GiG Terminated Platform Agreement with Unnamed Media Group
Gaming Innovation Group (GiG), a Malta-based gaming technology supplier traded on the Oslo Stock Exchange, saw its shares plummet in early trading, following an announcement of the company it pulled out of a deal with a large unnamed European media group.
White-Label No Longer Supported
In a press release on April 20, 2021, GiG announced the company agreed to the termination of a platform agreement with a European media group traced back to a December 7, 2020, official announcement, and today markets reacted to the negative news by selling GiG’s stock and pushing its share price down by more than 5%.
GiG noted in the release the decision for the termination was due to the unnamed partner planning to operate via a white-label agreement instead of their own license, and the shift in the wholesale strategy of the media group made the partnership no longer viable.
“The change in strategy has led to an impasse for us to move forward together.
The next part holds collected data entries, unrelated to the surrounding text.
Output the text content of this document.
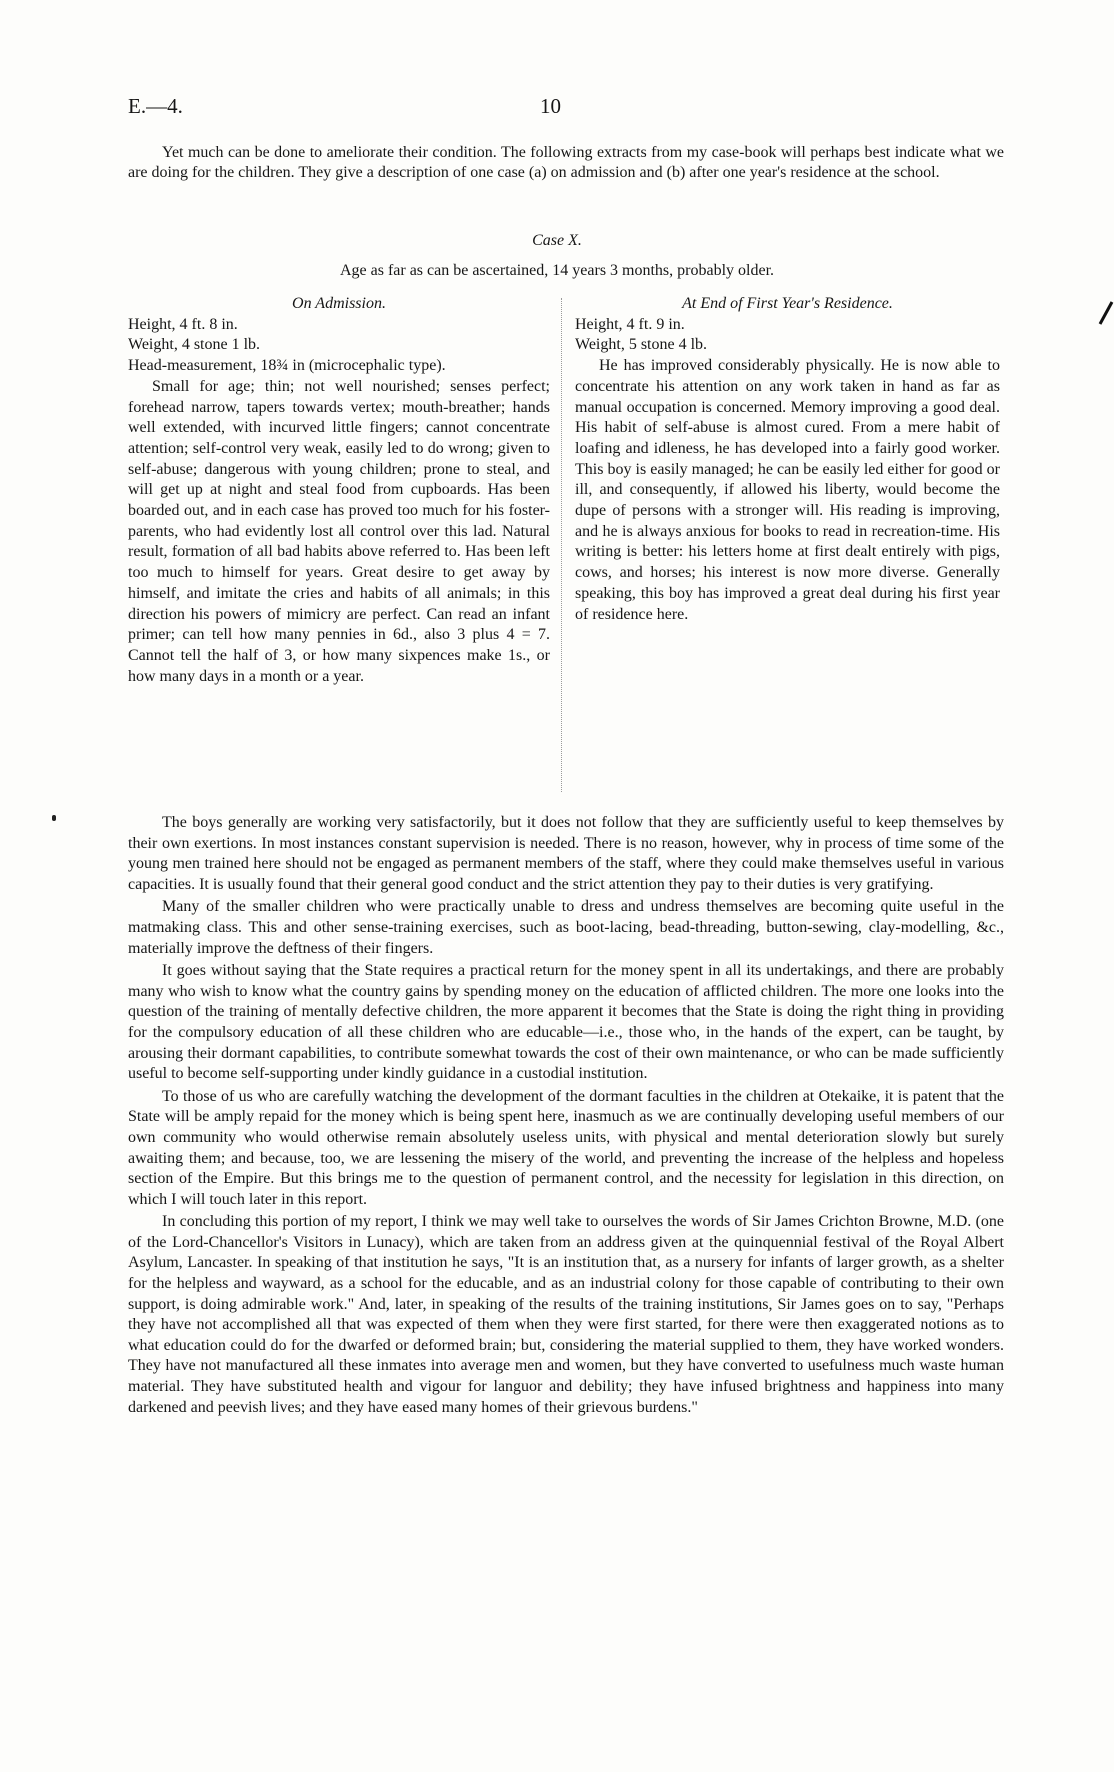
E.—4.	10

Yet much can be done to ameliorate their condition. The following extracts from my case-book will perhaps best indicate what we are doing for the children. They give a description of one case (a) on admission and (b) after one year's residence at the school.

Case X.

Age as far as can be ascertained, 14 years 3 months, probably older.

On Admission.

Height, 4 ft. 8 in.

Weight, 4 stone 1 lb.

Head-measurement, 18¾ in (microcephalic type).

Small for age; thin; not well nourished; senses perfect; forehead narrow, tapers towards vertex; mouth-breather; hands well extended, with incurved little fingers; cannot concentrate attention; self-control very weak, easily led to do wrong; given to self-abuse; dangerous with young children; prone to steal, and will get up at night and steal food from cupboards. Has been boarded out, and in each case has proved too much for his foster-parents, who had evidently lost all control over this lad. Natural result, formation of all bad habits above referred to. Has been left too much to himself for years. Great desire to get away by himself, and imitate the cries and habits of all animals; in this direction his powers of mimicry are perfect. Can read an infant primer; can tell how many pennies in 6d., also 3 plus 4 = 7. Cannot tell the half of 3, or how many sixpences make 1s., or how many days in a month or a year.

At End of First Year's Residence.

Height, 4 ft. 9 in.

Weight, 5 stone 4 lb.

He has improved considerably physically. He is now able to concentrate his attention on any work taken in hand as far as manual occupation is concerned. Memory improving a good deal. His habit of self-abuse is almost cured. From a mere habit of loafing and idleness, he has developed into a fairly good worker. This boy is easily managed; he can be easily led either for good or ill, and consequently, if allowed his liberty, would become the dupe of persons with a stronger will. His reading is improving, and he is always anxious for books to read in recreation-time. His writing is better: his letters home at first dealt entirely with pigs, cows, and horses; his interest is now more diverse. Generally speaking, this boy has improved a great deal during his first year of residence here.

The boys generally are working very satisfactorily, but it does not follow that they are sufficiently useful to keep themselves by their own exertions. In most instances constant supervision is needed. There is no reason, however, why in process of time some of the young men trained here should not be engaged as permanent members of the staff, where they could make themselves useful in various capacities. It is usually found that their general good conduct and the strict attention they pay to their duties is very gratifying.

Many of the smaller children who were practically unable to dress and undress themselves are becoming quite useful in the matmaking class. This and other sense-training exercises, such as boot-lacing, bead-threading, button-sewing, clay-modelling, &c., materially improve the deftness of their fingers.

It goes without saying that the State requires a practical return for the money spent in all its undertakings, and there are probably many who wish to know what the country gains by spending money on the education of afflicted children. The more one looks into the question of the training of mentally defective children, the more apparent it becomes that the State is doing the right thing in providing for the compulsory education of all these children who are educable—i.e., those who, in the hands of the expert, can be taught, by arousing their dormant capabilities, to contribute somewhat towards the cost of their own maintenance, or who can be made sufficiently useful to become self-supporting under kindly guidance in a custodial institution.

To those of us who are carefully watching the development of the dormant faculties in the children at Otekaike, it is patent that the State will be amply repaid for the money which is being spent here, inasmuch as we are continually developing useful members of our own community who would otherwise remain absolutely useless units, with physical and mental deterioration slowly but surely awaiting them; and because, too, we are lessening the misery of the world, and preventing the increase of the helpless and hopeless section of the Empire. But this brings me to the question of permanent control, and the necessity for legislation in this direction, on which I will touch later in this report.

In concluding this portion of my report, I think we may well take to ourselves the words of Sir James Crichton Browne, M.D. (one of the Lord-Chancellor's Visitors in Lunacy), which are taken from an address given at the quinquennial festival of the Royal Albert Asylum, Lancaster. In speaking of that institution he says, "It is an institution that, as a nursery for infants of larger growth, as a shelter for the helpless and wayward, as a school for the educable, and as an industrial colony for those capable of contributing to their own support, is doing admirable work." And, later, in speaking of the results of the training institutions, Sir James goes on to say, "Perhaps they have not accomplished all that was expected of them when they were first started, for there were then exaggerated notions as to what education could do for the dwarfed or deformed brain; but, considering the material supplied to them, they have worked wonders. They have not manufactured all these inmates into average men and women, but they have converted to usefulness much waste human material. They have substituted health and vigour for languor and debility; they have infused brightness and happiness into many darkened and peevish lives; and they have eased many homes of their grievous burdens."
While unfortunate to terminate this agreement, we wish them well and we continue to move forward on a multitude of our own opportunities.”
Richard Brown, CEO, GiG
Regulatory Risks and Expense
In 2019 GiG decided against any further support for the white-label model due to the regulatory risks and related expenditures associated with the model, and as of Q4 2020, the company has only 3 remaining white-label partners, but all of them expressed commitment to switch to the software-as-a-service (SaaS) model preferred by the supplier.
Sky City, a New Zealand-based casino operator is the only GiG partner remaining on a white-label contract with the supplier due to the regulatory framework in the country.
According to GiG, the decision to terminate the agreement with the European media would not affect the company’s financial forecasts and long-term targets, but it remains to be seen whether the market reaction was just a blip or a fundamental change of direction.
In February, GiG released its fourth quarter and full year 2020 financial results, posting a substantial increase in revenues across its verticals. The iGaming software service supplier generated normalized revenue of €52.2 million for the year, an increase of 19% compared to the previous 12-month period, as Q4 2020 alone saw revenue jump by 38%.